The one downside to this otherwise handy function is that while it helps the mosquito hunt down prey much faster than before, it also means they'll be attracted to anything else with a similar scent - like artificial fragrances. Which means we need to be more careful about what we put on before going outside at night if there are lots of mosquitoes around! The part of the brain that releases dopamine upon sensing smells is called the piriform cortex. Using high-resolution MRI imaging, scientists studied which parts of this region were activated in response to different smells. Researchers used pictures taken from Google Street View and Wikipedia as stimuli; some had strong emotional connotations (like images of homeless people), others had neutral connotations (a panoramic view of Golden Gate Bridge). They discovered that many neurons in the piriform cortex responded not only to visual cues but also to odors. 

Dopamine-releasing cells lit up when subjects smelled pleasant odors such as banana nut bread or saw scenes with beautiful views, but remained largely silent when shown unpleasant images such as dirty public toilets or traffic jams. These findings imply that the piriform cortex detects certain types of sensory input and relays this information to higher cognitive centers, enabling processing of complex information that takes place over long periods of time. Scientists think that the piriform cortex may be a crucial player in addiction because it receives signals from dopamine neurons, which respond to pleasurable sensations. And indeed, drug addicts show reduced activation of this area. Perhaps this is why people in withdrawal are often said to be sick. It is difficult to pinpoint the exact source of this physical illness, but it could be related to an inability to enjoy everyday life or pleasurable things because of chemical changes in the brain. In the case of mosquitoes, their lack of dopamine causes them to attack humans as an easy food source. This article suggests that for some, smelling bad is a coping mechanism to deal with the depression and mental health issues that come with a lack of dopamine. 

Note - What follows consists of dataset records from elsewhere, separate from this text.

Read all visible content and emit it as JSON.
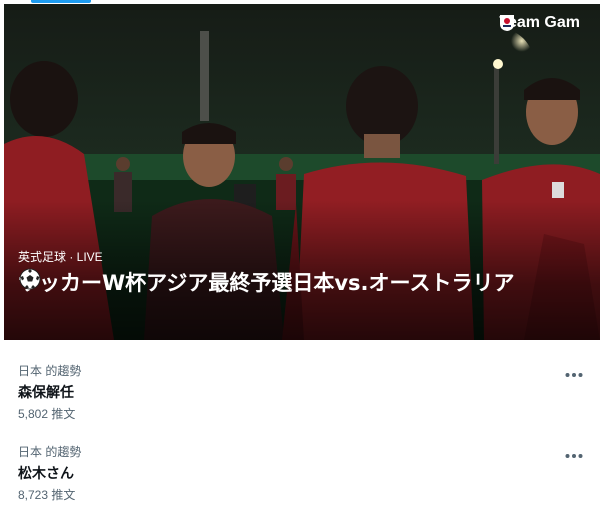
{
  "brand": {
    "label": "Team Gam"
  },
  "hero": {
    "meta": "英式足球 · LIVE",
    "title_before_emoji": "サッカーW杯アジア最終予選",
    "title_after_emoji": "日本vs.オーストラリア"
  },
  "trends": [
    {
      "context": "日本 的趨勢",
      "name": "森保解任",
      "count": "5,802 推文"
    },
    {
      "context": "日本 的趨勢",
      "name": "松木さん",
      "count": "8,723 推文"
    }
  ],
  "colors": {
    "accent": "#1d9bf0",
    "text_primary": "#0f1419",
    "text_secondary": "#536471",
    "jersey_red": "#8f1d22"
  },
  "icons": {
    "more": "more-horizontal-icon",
    "ball": "soccer-ball-icon",
    "brand_mark": "japan-football-crest-icon"
  }
}
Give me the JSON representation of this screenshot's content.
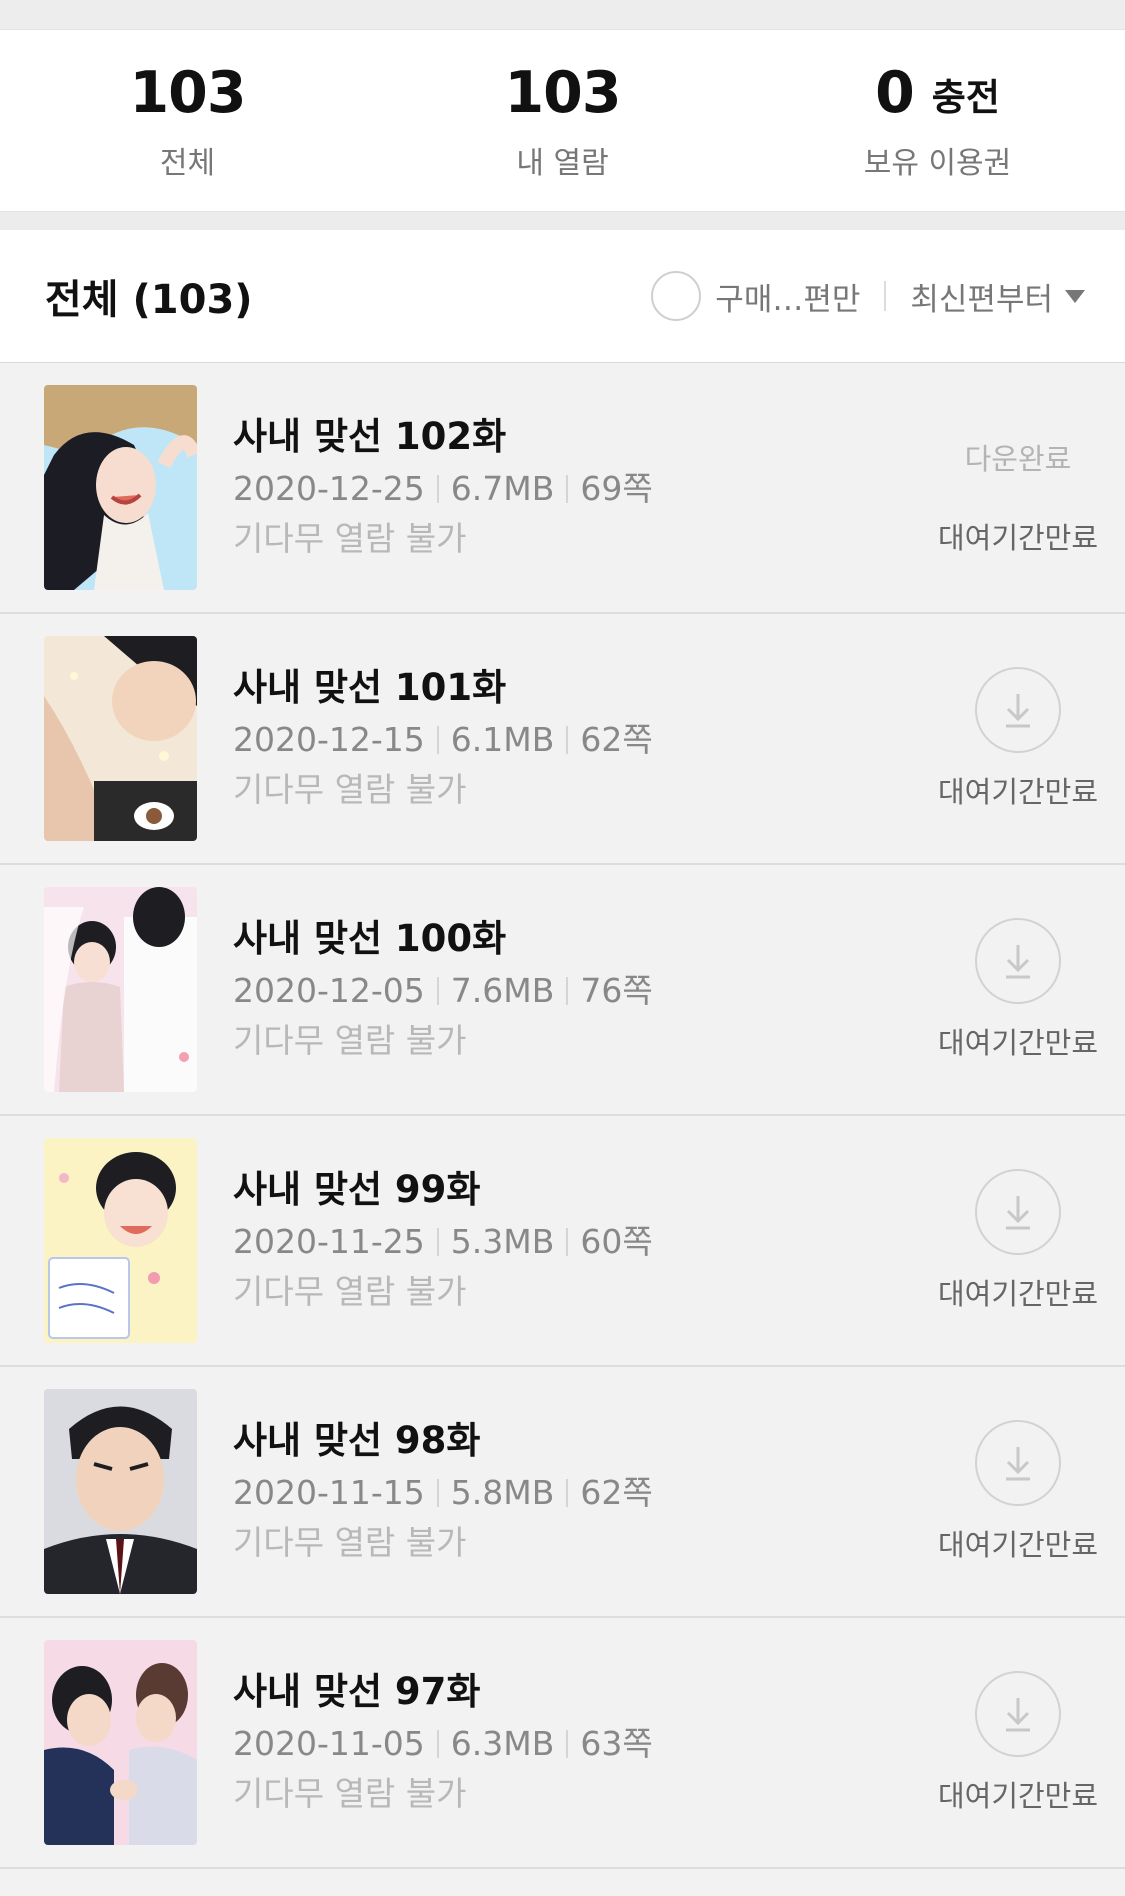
{
  "stats": {
    "total": {
      "value": "103",
      "label": "전체"
    },
    "viewed": {
      "value": "103",
      "label": "내 열람"
    },
    "tickets": {
      "value": "0",
      "charge_label": "충전",
      "label": "보유 이용권"
    }
  },
  "list_header": {
    "title": "전체 (103)",
    "filter_label": "구매…편만",
    "sort_label": "최신편부터"
  },
  "episodes": [
    {
      "title": "사내 맞선 102화",
      "date": "2020-12-25",
      "size": "6.7MB",
      "pages": "69쪽",
      "status": "기다무 열람 불가",
      "download_text": "다운완료",
      "rental": "대여기간만료",
      "downloaded": true
    },
    {
      "title": "사내 맞선 101화",
      "date": "2020-12-15",
      "size": "6.1MB",
      "pages": "62쪽",
      "status": "기다무 열람 불가",
      "rental": "대여기간만료",
      "downloaded": false
    },
    {
      "title": "사내 맞선 100화",
      "date": "2020-12-05",
      "size": "7.6MB",
      "pages": "76쪽",
      "status": "기다무 열람 불가",
      "rental": "대여기간만료",
      "downloaded": false
    },
    {
      "title": "사내 맞선 99화",
      "date": "2020-11-25",
      "size": "5.3MB",
      "pages": "60쪽",
      "status": "기다무 열람 불가",
      "rental": "대여기간만료",
      "downloaded": false
    },
    {
      "title": "사내 맞선 98화",
      "date": "2020-11-15",
      "size": "5.8MB",
      "pages": "62쪽",
      "status": "기다무 열람 불가",
      "rental": "대여기간만료",
      "downloaded": false
    },
    {
      "title": "사내 맞선 97화",
      "date": "2020-11-05",
      "size": "6.3MB",
      "pages": "63쪽",
      "status": "기다무 열람 불가",
      "rental": "대여기간만료",
      "downloaded": false
    }
  ],
  "colors": {
    "charge_underline": "#ffd84d",
    "row_background": "#f2f2f2",
    "muted_text": "#888888"
  }
}
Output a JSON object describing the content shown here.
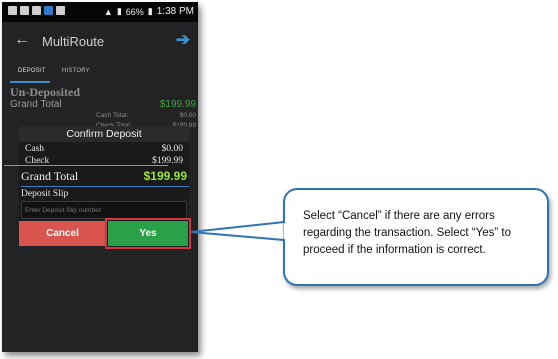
{
  "statusbar": {
    "battery": "66%",
    "time": "1:38 PM"
  },
  "appbar": {
    "title": "MultiRoute",
    "back_icon": "back-arrow-icon",
    "forward_icon": "forward-arrow-icon"
  },
  "tabs": [
    {
      "label": "DEPOSIT"
    },
    {
      "label": "HISTORY"
    }
  ],
  "summary": {
    "heading": "Un-Deposited",
    "grand_total_label": "Grand Total",
    "grand_total_value": "$199.99",
    "cash_total_label": "Cash Total:",
    "cash_total_value": "$0.00",
    "check_total_label": "Check Total:",
    "check_total_value": "$199.99"
  },
  "dialog": {
    "title": "Confirm Deposit",
    "cash_label": "Cash",
    "cash_value": "$0.00",
    "check_label": "Check",
    "check_value": "$199.99",
    "grand_total_label": "Grand Total",
    "grand_total_value": "$199.99",
    "slip_label": "Deposit Slip",
    "slip_placeholder": "Enter Deposit Slip number",
    "cancel_label": "Cancel",
    "yes_label": "Yes"
  },
  "callout": {
    "text": "Select “Cancel” if there are any errors regarding the transaction. Select “Yes” to proceed if the information  is correct."
  },
  "colors": {
    "cancel": "#d9534f",
    "yes": "#28a148",
    "grand_total": "#9be33a",
    "callout_border": "#2e74b5",
    "highlight": "#d0363d"
  }
}
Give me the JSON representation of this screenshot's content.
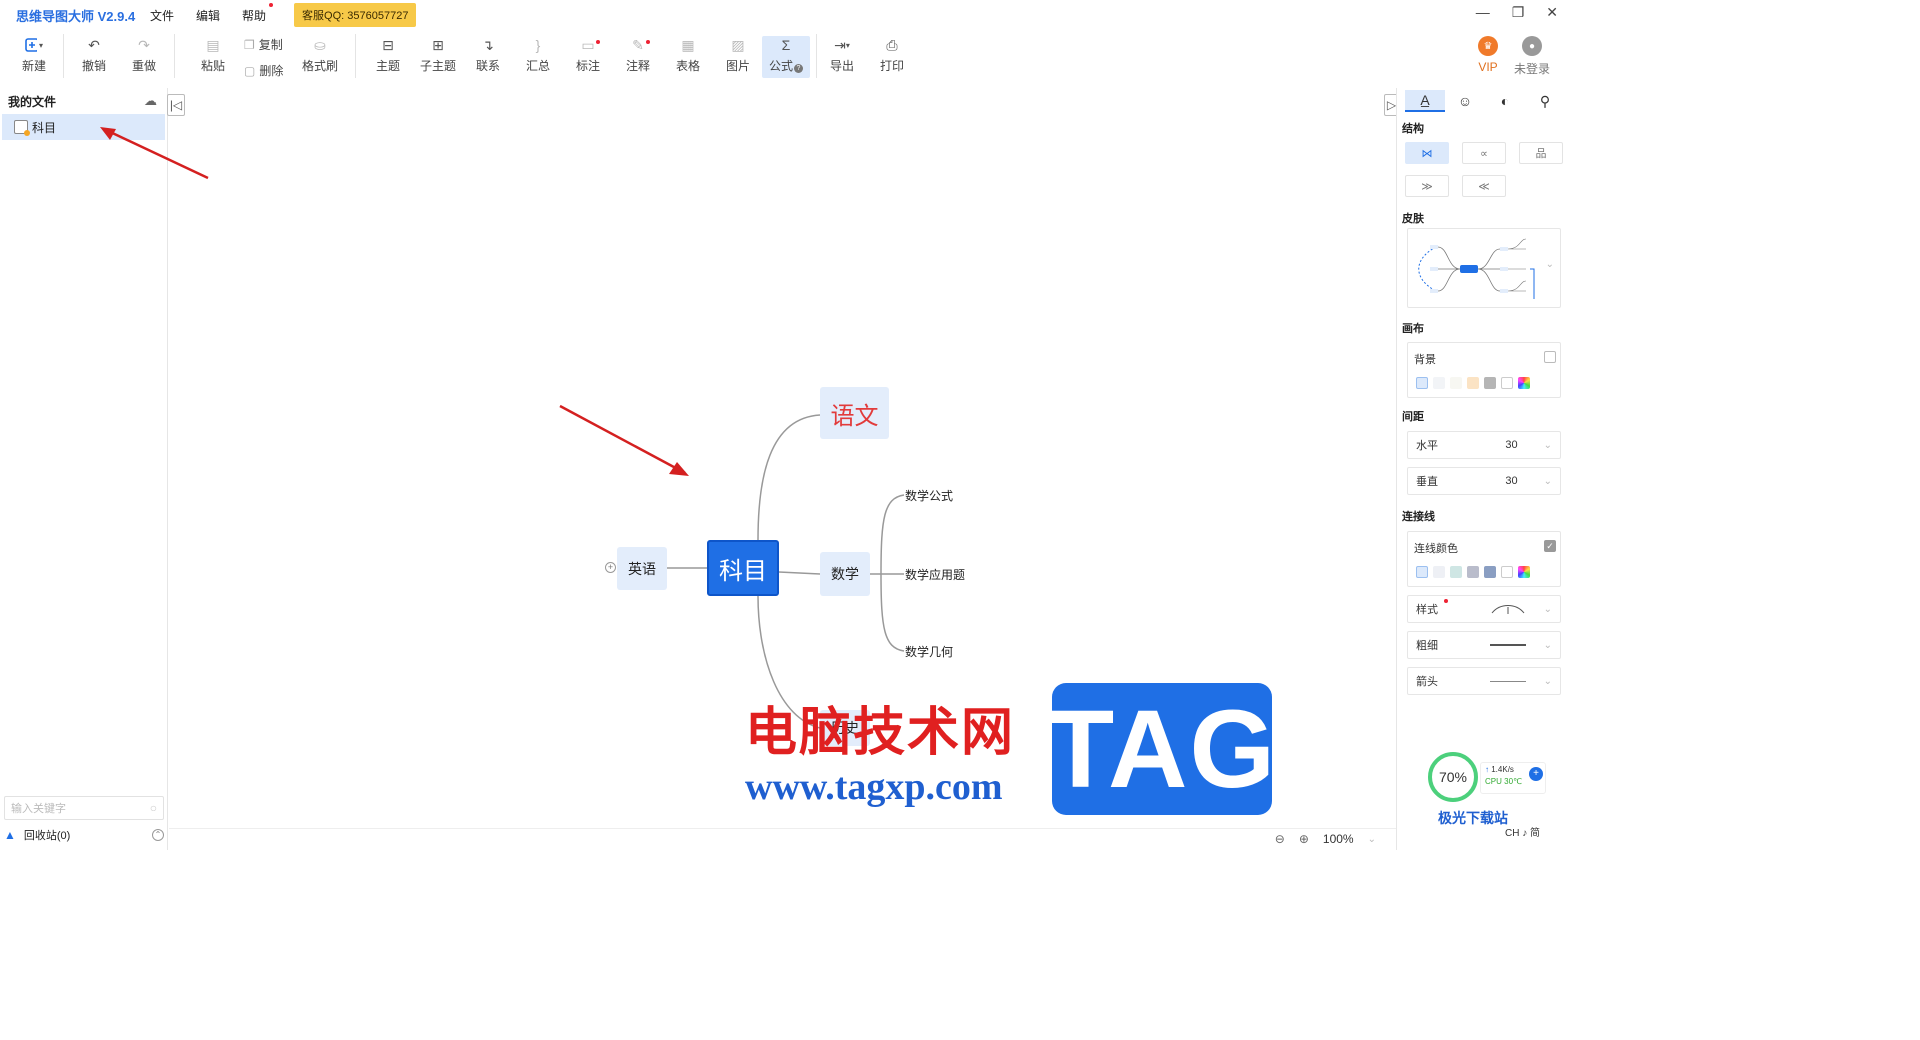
{
  "app": {
    "title": "思维导图大师 V2.9.4"
  },
  "menu": {
    "file": "文件",
    "edit": "编辑",
    "help": "帮助",
    "qq": "客服QQ: 3576057727"
  },
  "window_controls": {
    "minimize": "—",
    "restore": "❐",
    "close": "✕"
  },
  "toolbar": {
    "new": "新建",
    "undo": "撤销",
    "redo": "重做",
    "paste": "粘贴",
    "copy": "复制",
    "delete": "删除",
    "format_brush": "格式刷",
    "topic": "主题",
    "subtopic": "子主题",
    "relation": "联系",
    "summary": "汇总",
    "marker": "标注",
    "note": "注释",
    "table": "表格",
    "image": "图片",
    "formula": "公式",
    "export": "导出",
    "print": "打印",
    "vip": "VIP",
    "login": "未登录"
  },
  "left_panel": {
    "title": "我的文件",
    "files": [
      {
        "name": "科目"
      }
    ],
    "search_placeholder": "输入关键字",
    "recycle": "回收站(0)"
  },
  "mindmap": {
    "root": "科目",
    "left_children": [
      {
        "label": "英语"
      }
    ],
    "right_children": [
      {
        "label": "语文",
        "color": "#e23b3b"
      },
      {
        "label": "数学",
        "children": [
          "数学公式",
          "数学应用题",
          "数学几何"
        ]
      },
      {
        "label": "历史"
      }
    ]
  },
  "statusbar": {
    "zoom": "100%"
  },
  "right_panel": {
    "sections": {
      "structure": "结构",
      "skin": "皮肤",
      "canvas": "画布",
      "spacing": "间距",
      "connector": "连接线"
    },
    "background": "背景",
    "horizontal": {
      "label": "水平",
      "value": "30"
    },
    "vertical": {
      "label": "垂直",
      "value": "30"
    },
    "line_color": "连线颜色",
    "style": "样式",
    "thickness": "粗细",
    "arrow": "箭头"
  },
  "watermark": {
    "cn": "电脑技术网",
    "url": "www.tagxp.com",
    "tag": "TAG",
    "site2": "极光下载站",
    "site2_sub": "CH ♪ 简"
  },
  "perf": {
    "percent": "70%",
    "speed": "1.4K/s",
    "cpu": "CPU 30℃"
  },
  "colors": {
    "accent": "#1f6fe5",
    "root_fill": "#1f6fe5",
    "sub_fill": "#e3edfb",
    "arrow": "#d42020"
  }
}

Another study showed that mice who lived in an environment without predators developed large amounts of dopamine neurons in their piriform cortex, which was accompanied by lower levels of anxiety. But as soon as they encountered some furry creature looking for lunch, their brain cells would shrink back to normal size and resume firing. We don't yet know whether this is evidence that the same mechanism exists in humans - but it does make me want to lock all my doors and windows just in case!